Bug #73871 CREATE SPATIAL INDEX fails to flag an error for invalid geometry data
Submitted: 10 Sep 2014 8:00 Modified: 21 Apr 2015 13:11
Reporter: Marko Mäkelä Email Updates:
Status: Closed Impact on me:
None 
Category:MySQL Server: InnoDB storage engine Severity:S2 (Serious)
Version:5.7.5 OS:Any
Assigned to: CPU Architecture:Any

[10 Sep 2014 8:00] Marko Mäkelä
Description:
It is a known bug that MySQL does not validate the WKB data that is inserted into geometry columns. Internally, they are stored as strings, and the implicit default value is an empty string, which is not a valid WKB value.

The InnoDB bug is that CREATE SPATIAL INDEX fails to check the validity of the data, and it could be creating a corrupted R-tree index as a result.

There seems to be some error handling when modifying data after the index has been created.

How to repeat:
--source include/have_innodb.inc
CREATE TABLE t1 (c1 INT PRIMARY KEY, c2 GEOMETRY NOT NULL);
INSERT INTO t1 VALUES(1,'');

# Error: this should fail with ER_CANT_CREATE_GEOMETRY_OBJECT
ALTER TABLE t1 ADD SPATIAL INDEX(c2), ALGORITHM=INPLACE;
# Error: this should fail with ER_CANT_CREATE_GEOMETRY_OBJECT
ALTER TABLE t1 ADD SPATIAL INDEX(c2), ALGORITHM=COPY;

--error ER_CANT_CREATE_GEOMETRY_OBJECT
INSERT INTO t1 VALUES(2,'');

BEGIN;
# Error: this should fail with ER_CANT_CREATE_GEOMETRY_OBJECT
# (or the spatial index creation should not have succeeded in the first place)
UPDATE t1 SET c1=3, c2='';
--error ER_CANT_CREATE_GEOMETRY_OBJECT
UPDATE t1 SET c2='fail';
UPDATE t1 SET c2=GeomFromText('POINT(1000 1000)');
SELECT c1,HEX(c2) FROM t1;
# Error: ROLLBACK updates back to c2='', making it invalid again!
ROLLBACK;
SELECT c1,HEX(c2) FROM t1;
DROP TABLE t1;

Suggested fix:
Make the ADD SPATIAL INDEX fail, in both ALGORITHM=COPY and ALGORITHM=INPLACE.

Ensure that we are handling all DML code paths correctly. We must reject invalid geometry values in INSERT and UPDATE.
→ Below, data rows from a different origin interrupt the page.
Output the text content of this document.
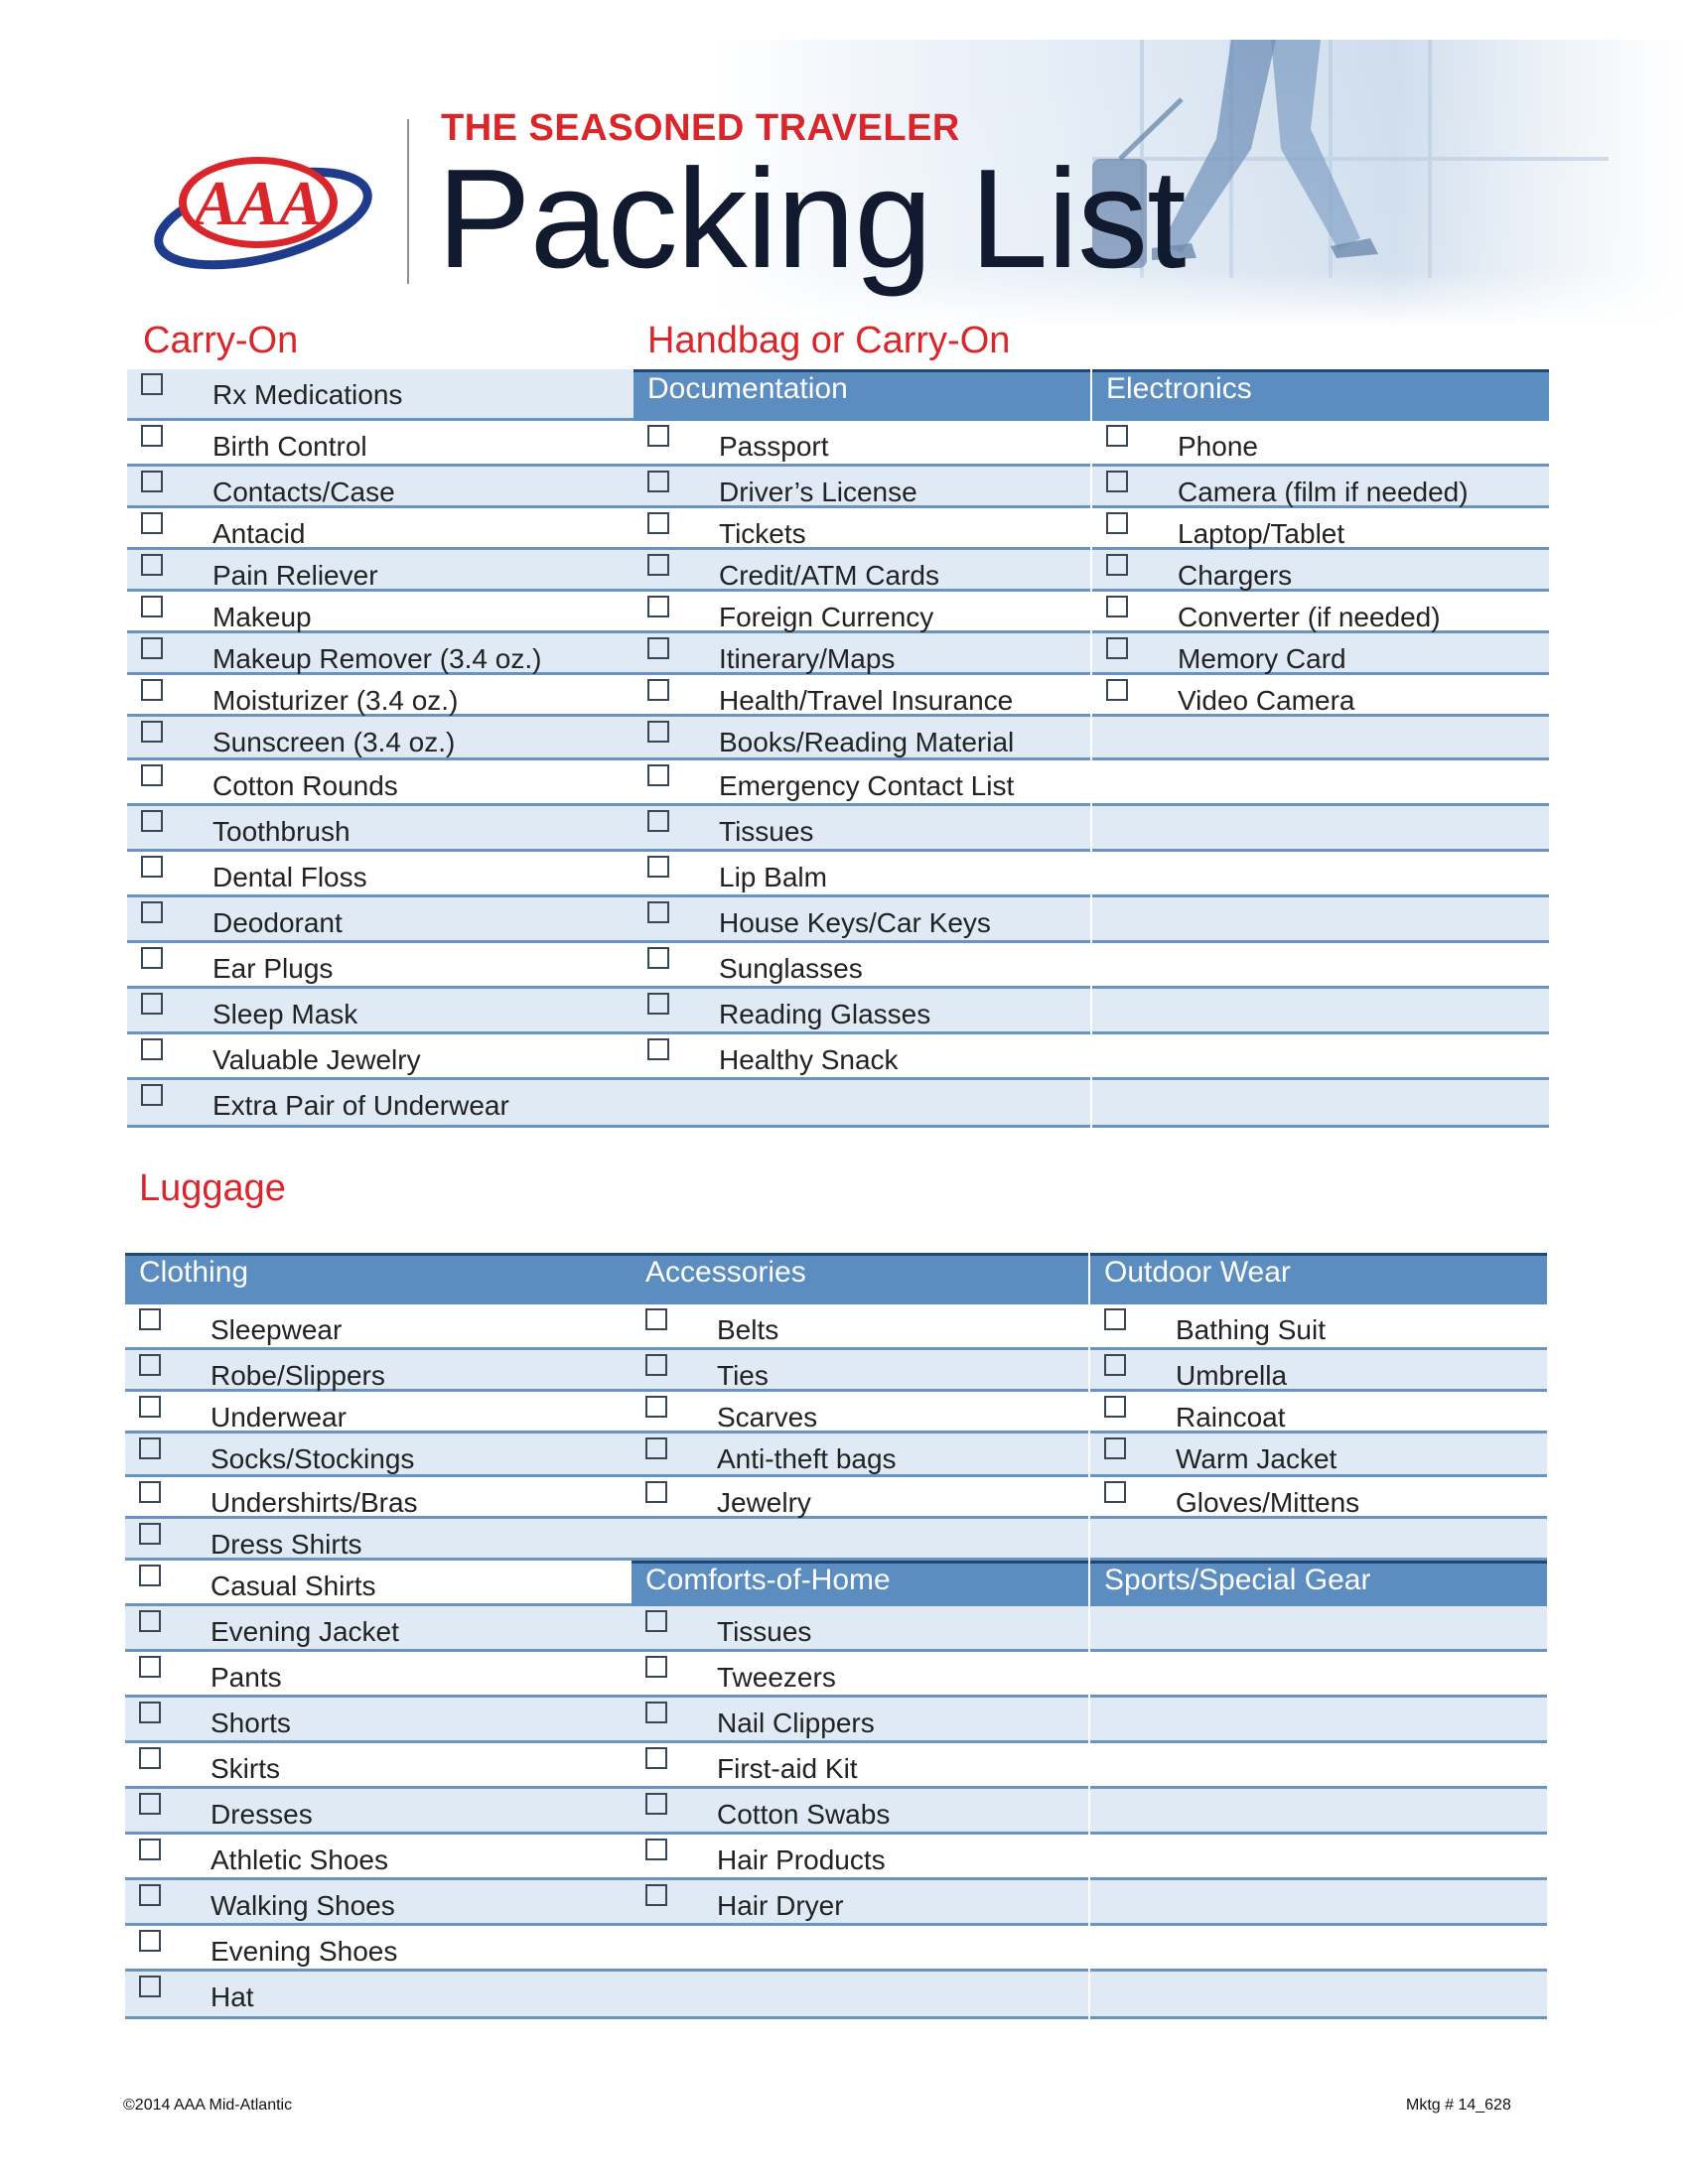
AAA
THE SEASONED TRAVELER
Packing List
Carry-On	Handbag or Carry-On
Luggage
Rx Medications
Birth Control
Contacts/Case
Antacid
Pain Reliever
Makeup
Makeup Remover (3.4 oz.)
Moisturizer (3.4 oz.)
Sunscreen (3.4 oz.)
Cotton Rounds
Toothbrush
Dental Floss
Deodorant
Ear Plugs
Sleep Mask
Valuable Jewelry
Extra Pair of Underwear
Documentation
Passport
Driver’s License
Tickets
Credit/ATM Cards
Foreign Currency
Itinerary/Maps
Health/Travel Insurance
Books/Reading Material
Emergency Contact List
Tissues
Lip Balm
House Keys/Car Keys
Sunglasses
Reading Glasses
Healthy Snack
Electronics
Phone
Camera (film if needed)
Laptop/Tablet
Chargers
Converter (if needed)
Memory Card
Video Camera
Clothing
Sleepwear
Robe/Slippers
Underwear
Socks/Stockings
Undershirts/Bras
Dress Shirts
Casual Shirts
Evening Jacket
Pants
Shorts
Skirts
Dresses
Athletic Shoes
Walking Shoes
Evening Shoes
Hat
Accessories
Belts
Ties
Scarves
Anti-theft bags
Jewelry
Comforts-of-Home
Tissues
Tweezers
Nail Clippers
First-aid Kit
Cotton Swabs
Hair Products
Hair Dryer
Outdoor Wear
Bathing Suit
Umbrella
Raincoat
Warm Jacket
Gloves/Mittens
Sports/Special Gear
©2014 AAA Mid-Atlantic	Mktg # 14_628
It would be good to add debug assertions to the ROLLBACK code path to prevent corruption.
[10 Sep 2014 8:03] Marko Mäkelä
Posted by developer:
 
I think that we should handle this properly, if we intend to allow spatial indexes to be created on tables that were originally created in MySQL 5.6 or earlier. The geometry columns can contain any invalid data, and spatial indexes should not be allowed to be built on invalid data. The spatial index is like an additional constraint.
[21 Apr 2015 13:11] Paul DuBois
Noted in 5.7.8, 5.8.0 changelogs.

If a spatial column contained invalid spatial data, creating a
SPATIAL index on the column failed to produce an error.